On occasion, it's these same people who are coping with the lowest form of fair.
This thought comes on the heels of a conversation I had about a friend's obligation to serve on a jury in a Hamilton County civil trial. She lives in the suburbs and was relying on public transportation to get to and from the courthouse in Downtown Cincinnati. Not a regular experience (I'd gander to say it's been decades since she actually rode a bus for anything other than vacation transportation), my friend was taking advantage of the service while avoiding the sometimes treacherous, icy roads.
This friend was relaying to me the "drama" of not having proper winter boots (and also making the unfortunate decision to wear thick socks and Crocks - okay so maybe this has implications regarding her ability to make a fair judgment) and coping with the bits of ice and snow making their way into her footwear.
She was walking from the courthouse with a fellow juror when my friend asked him to pause so she could extricate one of those icy annoyances, offering a quip about how she expected a cold wait at the bus stop. That's when the man mentioned that he was also dreading his own walk home.
"You must live close by," she said.
"Well, no.
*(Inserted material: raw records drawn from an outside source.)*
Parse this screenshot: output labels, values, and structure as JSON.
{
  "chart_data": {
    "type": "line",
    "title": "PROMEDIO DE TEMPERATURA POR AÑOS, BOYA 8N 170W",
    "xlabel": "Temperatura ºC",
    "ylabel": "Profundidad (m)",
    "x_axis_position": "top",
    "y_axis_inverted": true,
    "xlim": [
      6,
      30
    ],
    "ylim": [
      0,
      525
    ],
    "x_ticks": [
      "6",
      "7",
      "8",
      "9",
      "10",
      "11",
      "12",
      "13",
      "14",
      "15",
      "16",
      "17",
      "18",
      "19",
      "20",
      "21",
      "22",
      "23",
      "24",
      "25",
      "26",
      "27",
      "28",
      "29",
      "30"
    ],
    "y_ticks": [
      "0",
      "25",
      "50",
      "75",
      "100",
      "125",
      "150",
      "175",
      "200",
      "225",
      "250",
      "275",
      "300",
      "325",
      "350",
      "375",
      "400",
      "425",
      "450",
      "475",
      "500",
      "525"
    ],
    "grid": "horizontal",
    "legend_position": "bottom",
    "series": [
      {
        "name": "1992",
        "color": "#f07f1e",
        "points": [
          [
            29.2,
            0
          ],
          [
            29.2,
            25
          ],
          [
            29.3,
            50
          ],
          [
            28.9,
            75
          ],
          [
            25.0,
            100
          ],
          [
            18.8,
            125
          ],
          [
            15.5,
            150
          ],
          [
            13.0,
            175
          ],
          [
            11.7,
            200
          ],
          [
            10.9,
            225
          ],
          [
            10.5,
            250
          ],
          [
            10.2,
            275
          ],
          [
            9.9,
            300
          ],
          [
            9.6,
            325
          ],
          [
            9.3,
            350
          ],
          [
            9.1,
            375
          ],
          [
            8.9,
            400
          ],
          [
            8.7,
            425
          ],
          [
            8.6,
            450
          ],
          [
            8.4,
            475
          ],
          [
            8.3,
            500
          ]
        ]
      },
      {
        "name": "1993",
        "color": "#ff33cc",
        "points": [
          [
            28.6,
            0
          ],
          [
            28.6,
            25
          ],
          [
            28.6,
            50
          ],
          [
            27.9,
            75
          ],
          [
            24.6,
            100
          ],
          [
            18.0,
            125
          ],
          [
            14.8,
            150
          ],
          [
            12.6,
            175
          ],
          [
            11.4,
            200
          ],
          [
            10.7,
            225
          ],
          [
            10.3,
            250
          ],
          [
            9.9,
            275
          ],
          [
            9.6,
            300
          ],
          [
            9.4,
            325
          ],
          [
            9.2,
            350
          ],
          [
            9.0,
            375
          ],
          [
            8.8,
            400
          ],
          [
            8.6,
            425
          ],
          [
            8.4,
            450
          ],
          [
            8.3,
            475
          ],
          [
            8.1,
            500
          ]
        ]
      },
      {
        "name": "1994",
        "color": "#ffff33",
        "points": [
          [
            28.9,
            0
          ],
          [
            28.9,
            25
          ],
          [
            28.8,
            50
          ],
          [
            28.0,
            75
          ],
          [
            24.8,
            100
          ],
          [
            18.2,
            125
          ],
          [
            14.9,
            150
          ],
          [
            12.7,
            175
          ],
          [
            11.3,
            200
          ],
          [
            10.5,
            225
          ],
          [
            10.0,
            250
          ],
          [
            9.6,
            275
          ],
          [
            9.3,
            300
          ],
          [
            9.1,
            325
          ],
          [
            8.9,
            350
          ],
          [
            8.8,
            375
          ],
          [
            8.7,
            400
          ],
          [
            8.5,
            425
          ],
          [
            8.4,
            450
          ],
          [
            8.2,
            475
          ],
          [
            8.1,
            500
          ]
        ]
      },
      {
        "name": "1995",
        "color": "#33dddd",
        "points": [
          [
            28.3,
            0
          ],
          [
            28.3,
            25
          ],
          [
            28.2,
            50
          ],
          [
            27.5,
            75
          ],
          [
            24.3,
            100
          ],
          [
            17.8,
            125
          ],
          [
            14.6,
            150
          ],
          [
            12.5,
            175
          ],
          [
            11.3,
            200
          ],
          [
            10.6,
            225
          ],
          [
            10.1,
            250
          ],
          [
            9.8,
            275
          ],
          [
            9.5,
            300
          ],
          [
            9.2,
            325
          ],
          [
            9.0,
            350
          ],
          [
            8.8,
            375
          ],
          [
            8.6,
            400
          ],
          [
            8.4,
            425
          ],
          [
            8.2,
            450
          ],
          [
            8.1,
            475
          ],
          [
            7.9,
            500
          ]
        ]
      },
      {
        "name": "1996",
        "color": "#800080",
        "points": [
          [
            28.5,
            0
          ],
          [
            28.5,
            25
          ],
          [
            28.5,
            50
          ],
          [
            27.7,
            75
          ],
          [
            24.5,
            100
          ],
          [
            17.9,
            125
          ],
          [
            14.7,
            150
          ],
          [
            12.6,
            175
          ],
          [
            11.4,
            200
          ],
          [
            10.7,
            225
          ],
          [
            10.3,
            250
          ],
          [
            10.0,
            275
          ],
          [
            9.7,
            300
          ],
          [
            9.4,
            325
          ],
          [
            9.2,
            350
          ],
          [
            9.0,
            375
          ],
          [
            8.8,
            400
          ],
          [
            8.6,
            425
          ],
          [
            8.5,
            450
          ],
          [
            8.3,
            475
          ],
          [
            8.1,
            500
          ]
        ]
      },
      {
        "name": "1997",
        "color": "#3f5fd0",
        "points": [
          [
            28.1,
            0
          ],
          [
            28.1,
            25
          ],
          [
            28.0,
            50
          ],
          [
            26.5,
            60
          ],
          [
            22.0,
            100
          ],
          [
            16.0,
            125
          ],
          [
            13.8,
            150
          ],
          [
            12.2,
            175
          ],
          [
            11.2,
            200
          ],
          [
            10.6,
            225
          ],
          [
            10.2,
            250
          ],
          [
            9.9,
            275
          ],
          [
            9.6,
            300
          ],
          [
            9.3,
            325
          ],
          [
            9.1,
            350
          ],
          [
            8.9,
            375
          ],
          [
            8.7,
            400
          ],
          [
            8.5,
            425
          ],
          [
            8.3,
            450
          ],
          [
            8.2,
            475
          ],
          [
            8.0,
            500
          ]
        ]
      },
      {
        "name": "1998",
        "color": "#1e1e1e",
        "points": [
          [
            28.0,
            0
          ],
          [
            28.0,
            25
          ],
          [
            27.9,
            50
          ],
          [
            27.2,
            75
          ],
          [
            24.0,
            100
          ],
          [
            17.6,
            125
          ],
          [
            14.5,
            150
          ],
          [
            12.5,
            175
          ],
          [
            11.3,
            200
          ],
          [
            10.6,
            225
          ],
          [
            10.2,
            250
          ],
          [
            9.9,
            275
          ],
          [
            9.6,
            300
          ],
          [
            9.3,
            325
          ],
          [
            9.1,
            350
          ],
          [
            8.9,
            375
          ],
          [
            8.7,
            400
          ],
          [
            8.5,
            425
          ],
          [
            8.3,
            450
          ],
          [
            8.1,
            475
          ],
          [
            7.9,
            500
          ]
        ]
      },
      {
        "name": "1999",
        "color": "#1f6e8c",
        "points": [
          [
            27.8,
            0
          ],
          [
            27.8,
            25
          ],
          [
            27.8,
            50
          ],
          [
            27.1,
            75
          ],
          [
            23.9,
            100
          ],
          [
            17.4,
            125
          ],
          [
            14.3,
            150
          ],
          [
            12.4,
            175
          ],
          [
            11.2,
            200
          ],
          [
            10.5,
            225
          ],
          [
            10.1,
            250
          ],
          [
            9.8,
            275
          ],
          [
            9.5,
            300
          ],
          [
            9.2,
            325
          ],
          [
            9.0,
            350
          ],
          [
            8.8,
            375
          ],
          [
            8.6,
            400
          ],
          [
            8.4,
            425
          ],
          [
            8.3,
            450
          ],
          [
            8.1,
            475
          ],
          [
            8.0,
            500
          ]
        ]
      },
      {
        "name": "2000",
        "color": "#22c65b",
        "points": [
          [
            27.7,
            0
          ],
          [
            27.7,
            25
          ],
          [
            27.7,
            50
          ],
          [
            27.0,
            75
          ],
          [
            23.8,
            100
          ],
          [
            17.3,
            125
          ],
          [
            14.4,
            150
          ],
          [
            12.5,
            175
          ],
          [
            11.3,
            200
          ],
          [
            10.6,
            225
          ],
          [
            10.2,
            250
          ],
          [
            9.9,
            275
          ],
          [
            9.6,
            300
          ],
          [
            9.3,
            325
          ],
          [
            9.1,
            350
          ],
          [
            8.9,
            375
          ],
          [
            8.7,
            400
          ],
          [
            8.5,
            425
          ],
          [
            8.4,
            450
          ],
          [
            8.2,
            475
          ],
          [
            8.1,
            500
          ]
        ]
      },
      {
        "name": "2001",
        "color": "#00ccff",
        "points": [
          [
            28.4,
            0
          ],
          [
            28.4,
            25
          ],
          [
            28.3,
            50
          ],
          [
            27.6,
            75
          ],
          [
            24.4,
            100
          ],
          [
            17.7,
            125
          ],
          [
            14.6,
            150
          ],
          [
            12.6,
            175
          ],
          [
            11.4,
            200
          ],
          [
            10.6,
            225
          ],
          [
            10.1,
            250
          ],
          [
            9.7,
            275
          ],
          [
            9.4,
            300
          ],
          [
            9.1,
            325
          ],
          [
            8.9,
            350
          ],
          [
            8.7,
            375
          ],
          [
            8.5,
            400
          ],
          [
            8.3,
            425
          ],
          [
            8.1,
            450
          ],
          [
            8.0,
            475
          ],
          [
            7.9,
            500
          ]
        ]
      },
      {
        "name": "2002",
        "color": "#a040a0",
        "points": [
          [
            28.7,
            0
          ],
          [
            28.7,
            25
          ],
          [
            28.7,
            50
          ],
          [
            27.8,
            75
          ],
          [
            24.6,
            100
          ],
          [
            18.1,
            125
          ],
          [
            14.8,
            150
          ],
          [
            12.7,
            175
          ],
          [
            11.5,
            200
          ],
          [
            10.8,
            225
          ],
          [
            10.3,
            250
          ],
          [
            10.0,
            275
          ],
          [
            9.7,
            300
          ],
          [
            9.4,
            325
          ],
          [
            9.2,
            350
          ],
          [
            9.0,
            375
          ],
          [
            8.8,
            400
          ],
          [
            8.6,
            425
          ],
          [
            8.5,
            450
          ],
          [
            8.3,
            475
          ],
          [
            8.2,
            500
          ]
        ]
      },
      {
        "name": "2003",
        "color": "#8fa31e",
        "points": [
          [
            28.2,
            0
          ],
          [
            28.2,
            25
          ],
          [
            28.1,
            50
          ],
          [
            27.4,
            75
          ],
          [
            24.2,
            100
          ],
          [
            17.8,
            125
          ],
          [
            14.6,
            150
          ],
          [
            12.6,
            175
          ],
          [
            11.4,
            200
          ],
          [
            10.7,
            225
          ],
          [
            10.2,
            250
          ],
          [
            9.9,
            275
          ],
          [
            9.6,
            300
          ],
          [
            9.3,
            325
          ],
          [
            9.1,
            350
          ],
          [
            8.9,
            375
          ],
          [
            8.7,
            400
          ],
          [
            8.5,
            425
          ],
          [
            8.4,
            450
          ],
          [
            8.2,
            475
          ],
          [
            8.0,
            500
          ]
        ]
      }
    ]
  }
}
I live five miles away."
Let's underscore that point: This man walked five miles in the snow and ice to serve his time on the jury.
"Oh, well maybe you should take the bus home, too," my friend said. It was a reasonable suggestion - cold weather = taking advantage of opportunities that enhance one's ability to cope with copious snowfall.
The gentleman offered the simple explanation that he didn't have enough money for bus fare.
My friend must have felt awful. I know I would have - I would have felt so guilty for having the means and ability to use something that is so basic, a public service that exists in part to support the disadvantaged.
I asked my friend if she offered the man bus fare, and she told me she didn't have any extra cash on her. I know I would have also felt awkward about the exchange. Would he think me patronizing? Would he be too proud to accept? Would the man take insult with the offer?
I have always had a weakness for those in need, and I suppose that's why I've committed to giving my time to initiatives that aim to provide a hand up, not a hand out. I am also giving what charitable contributions I can; my line of work is called non-profit for a reason, so my financial support comes with a bit of sacrifice. I'm okay with that - someday I hope my financial means will allow me to increase my philanthropic contributions.
I suppose I buy in to that whole wealth redistribution concept.
Sometimes I wonder why fellow members of the Fortunate Class fail to see beyond their own needs - their needs for bigger, better, faster, stronger. I can't comprehend why these privileged people are unable to consider their own blessings and imagine a life of have not. I think of these people, the ones who cast a blind eye, and I force myself to see more, and visualize what else I can do.
There but for the grace of God...
I suppose right now giving a man bus fare (or a hot meal, or non-perishable goods, or a decent tip) is the best thing I can do.